Natural gas storage builds through the bulk of the injection season thus far have been bullish against the five-year average injections most weeks, resulting in a significant trimming of the year-on-five-year average surplus.
The closely watched surplus level was cut to just 61 Bcf, with the latest injection into the working gas supply of a modest 28 Bcf for the week to Aug. 4.
Despite the trimming of the surplus, the total supply at 3,038 Bcf is a healthy level that offers some downside pressure for values, with weekly injections expected to drive the supply to a near record level by the end of October.
The natural gas storage is expected to exceed 3,900 Bcf by the end of October, according to the latest U.S. Energy Information Administration forecast. This will equal the five-year average but fall short of the record 4,045 Bcf at the end of the 2016 injection season.
While the summer cooling season nears its end, the peak of the hurricane season is just ahead and activity in the tropics have picked up pace, providing a backdrop of concern for the market.

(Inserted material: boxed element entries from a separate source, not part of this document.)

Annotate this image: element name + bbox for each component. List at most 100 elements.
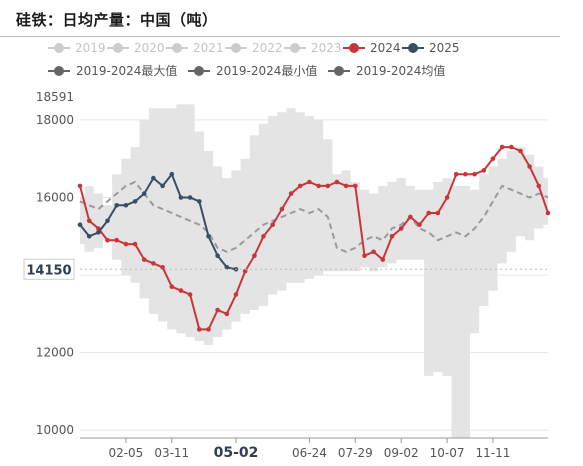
point-2024-37 bbox=[417, 222, 422, 227]
y-tick-label-12000: 12000 bbox=[36, 346, 74, 360]
point-2024-51 bbox=[545, 210, 551, 216]
highlight-box bbox=[23, 258, 75, 280]
point-2025-8 bbox=[151, 175, 156, 181]
point-2024-23 bbox=[288, 191, 294, 196]
legend-label-2021: 2021 bbox=[193, 41, 224, 55]
point-2024-49 bbox=[527, 164, 532, 169]
legend-label-2024: 2024 bbox=[370, 41, 401, 55]
point-2024-38 bbox=[426, 210, 432, 216]
legend-marker-stat-2 bbox=[334, 66, 344, 76]
min-max-band bbox=[80, 104, 548, 439]
legend-marker-2020 bbox=[113, 43, 123, 53]
point-2025-12 bbox=[187, 195, 193, 200]
point-2024-11 bbox=[178, 288, 184, 293]
x-tick-label-02-05: 02-05 bbox=[108, 446, 143, 460]
legend-label-2022: 2022 bbox=[252, 41, 283, 55]
point-2024-25 bbox=[307, 179, 312, 185]
point-2024-30 bbox=[353, 183, 358, 189]
point-2024-19 bbox=[252, 253, 257, 258]
point-2024-33 bbox=[380, 257, 386, 262]
y-tick-label-18000: 18000 bbox=[36, 113, 74, 127]
x-tick-label-10-07: 10-07 bbox=[430, 446, 465, 460]
point-2024-1 bbox=[86, 218, 92, 224]
point-2024-34 bbox=[389, 234, 395, 239]
point-2024-50 bbox=[536, 183, 542, 189]
average-line bbox=[79, 180, 549, 253]
point-2024-16 bbox=[224, 311, 230, 317]
point-2024-36 bbox=[408, 214, 413, 220]
point-2024-45 bbox=[490, 156, 496, 161]
point-2025-14 bbox=[206, 234, 211, 239]
point-2025-7 bbox=[141, 191, 147, 196]
point-2024-17 bbox=[233, 292, 239, 297]
point-2024-13 bbox=[197, 327, 202, 332]
point-2024-35 bbox=[398, 226, 404, 231]
point-2024-4 bbox=[114, 237, 119, 243]
point-2025-16 bbox=[224, 265, 230, 270]
point-2024-26 bbox=[316, 183, 321, 189]
legend-label-stat-0: 2019-2024最大值 bbox=[76, 63, 177, 78]
point-2024-43 bbox=[472, 171, 477, 177]
point-2025-13 bbox=[197, 199, 202, 204]
legend-label-stat-1: 2019-2024最小值 bbox=[216, 63, 317, 78]
point-2025-1 bbox=[86, 234, 92, 239]
legend-marker-2023 bbox=[290, 43, 300, 53]
legend-marker-2024 bbox=[349, 43, 359, 53]
point-2024-39 bbox=[435, 210, 441, 216]
point-2024-28 bbox=[334, 179, 340, 185]
point-2024-46 bbox=[499, 144, 505, 150]
legend-marker-2025 bbox=[408, 43, 418, 53]
point-2024-18 bbox=[242, 268, 248, 274]
point-2024-41 bbox=[453, 171, 459, 177]
point-2025-2 bbox=[96, 230, 101, 235]
point-2025-9 bbox=[160, 183, 165, 189]
point-2025-10 bbox=[169, 171, 175, 177]
point-2025-3 bbox=[105, 218, 110, 224]
x-tick-label-09-02: 09-02 bbox=[384, 446, 419, 460]
point-2025-11 bbox=[178, 195, 184, 200]
point-2024-44 bbox=[481, 168, 487, 173]
point-2024-7 bbox=[141, 257, 147, 262]
axes: 1000012000140001600018000185911415002-05… bbox=[23, 90, 548, 461]
point-2024-10 bbox=[169, 284, 175, 290]
point-2024-48 bbox=[518, 148, 523, 154]
series-line-2024 bbox=[79, 146, 549, 331]
legend-label-2023: 2023 bbox=[311, 41, 342, 55]
point-2024-12 bbox=[187, 292, 193, 297]
point-2025-15 bbox=[215, 253, 220, 258]
point-2024-22 bbox=[279, 206, 285, 212]
legend-label-2025: 2025 bbox=[429, 41, 460, 55]
x-tick-label-03-11: 03-11 bbox=[154, 446, 189, 460]
point-2024-24 bbox=[297, 183, 303, 189]
point-2025-4 bbox=[114, 203, 119, 208]
x-tick-label-05-02: 05-02 bbox=[214, 445, 259, 461]
series-line-2025 bbox=[79, 172, 237, 271]
legend-marker-2021 bbox=[172, 43, 182, 53]
point-2024-20 bbox=[261, 234, 266, 239]
point-2024-47 bbox=[509, 144, 514, 150]
point-2024-42 bbox=[463, 171, 468, 177]
legend-marker-2022 bbox=[231, 43, 241, 53]
series-lines bbox=[77, 144, 551, 332]
legend: 2019 2020 2021 2022 2023 2024 2025 2019-2024最大值… bbox=[48, 41, 460, 78]
point-2024-5 bbox=[123, 241, 129, 247]
point-2024-3 bbox=[105, 237, 110, 243]
band-area bbox=[80, 104, 548, 439]
point-2024-27 bbox=[325, 183, 331, 189]
point-2024-21 bbox=[270, 222, 276, 227]
point-2025-6 bbox=[132, 199, 138, 204]
point-2024-15 bbox=[215, 307, 220, 313]
point-2024-0 bbox=[77, 183, 83, 189]
point-2024-14 bbox=[206, 327, 211, 332]
y-tick-label-10000: 10000 bbox=[36, 423, 74, 437]
legend-label-stat-2: 2019-2024均值 bbox=[356, 63, 445, 78]
chart-title: 硅铁：日均产量：中国（吨） bbox=[16, 11, 218, 29]
point-2025-5 bbox=[123, 203, 129, 208]
point-2024-9 bbox=[160, 265, 165, 270]
legend-label-2020: 2020 bbox=[134, 41, 165, 55]
x-tick-label-11-11: 11-11 bbox=[476, 446, 511, 460]
y-tick-label-16000: 16000 bbox=[36, 191, 74, 205]
x-tick-label-07-29: 07-29 bbox=[338, 446, 373, 460]
x-tick-label-06-24: 06-24 bbox=[292, 446, 327, 460]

The National Hurricane Center, or NHC, is currently monitoring Tropical Storm Gert, which at 11 a.m. ET was situated about 460 miles west-southwest of Bermuda, moving north near 8 mph and packing sustained winds of 60 mph. The NHC expects the system to make a gradual turn toward the northeast with an increase in forward speed over the next 48 hours.
An additional disturbance situated several hundred miles west-southwest of Cabo Verde Islands at 2 p.m. ET is being monitored for development with a 30% chance of formation within the next 48 hours and a 60% chance over the next five days.
Trades in the day-ahead markets were done at higher prices as demand outlooks point upward in most regions.
At Transco Zone 6 NY, a gain of nearly $1.15 drove the index to more than $2.85. Added support came from pipeline capacity constraints. Tetco-M3 added nearly 25 cents, driving the index there to near $1.85. At the Henry Hub, trades were boosted about 5 cents to an index atop $2.95, while Waha bucked the wider trend, slipping by less than 1 cent to an index near $2.75. Chicago joined the broader uptrend, adding about 1 cent to an index near $2.90. In the West, SoCal Border trade was up more than 1 cent to an index near $2.75, while PG&E Gate bucked the trend with a loss of about 1 cent to an index below $3.30.